Tuesday, July 12, 2011

Gathering

You know, there's nothing like family to make you realize you are an abject failure.

Alternately, I went to a funeral of a woman who was always very intent on what people thought of her, on keeping her good name in her community.  She spent so much time being blameless that in a way, there wasn't a lot you could say about her in her eulogy.

I suppose I could link these ideas and say, well, if I'm a failure, at least I give the family something to talk about. 

That logic seems faulty, though.

Don't listen to me.  The veneer of sociability has worn down.  And I hate that I cannot convince my family that just because I don't live in the South doesn't mean I don't love it.  Or that I don't miss it.  Or that I feel in any way superior to it.

2 comments:

hg said...

"Alternately, I went to a funeral of a woman who was always very intent on what people thought of her, on keeping her good name in her community. She spent so much time being blameless that in a way, there wasn't a lot you could say about her in her eulogy."

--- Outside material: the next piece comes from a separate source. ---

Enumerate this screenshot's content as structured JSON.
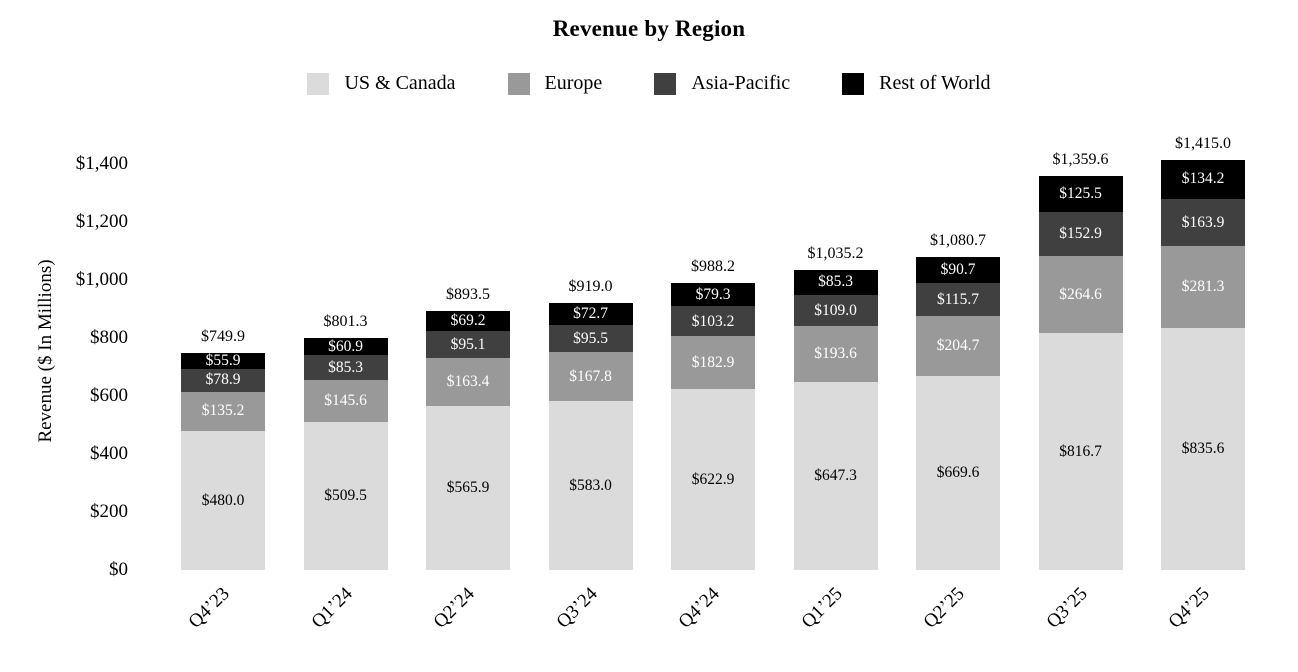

--This is something I've only been realizing the past few years. But as I've been bucking that desire to always say the right thing... some truly awful thoughts have come out of my mouth. Still looking for my own recipe of polite and authentic.

And I'm really with you on the strangeness of our (my own included) fear and desire to ignore or repress death. I'm searching for a path here too.

sounds like time for a visit and a great conversation don't you think?

Best wishes with your visit to the south.

elsbeth said...

Bless you. I was truly rude to someone on the flight back and regretted it instantaeously, so I agree that we come programmed to appease - certainly southern women, probably southerners in general and I'm sure quite a few other cultures as well.

But it's more about choices than words - I'd like to be able to choose the things that make me happy and be polite about how I get them. That may prove impossible. I'm certainly finding it impossible.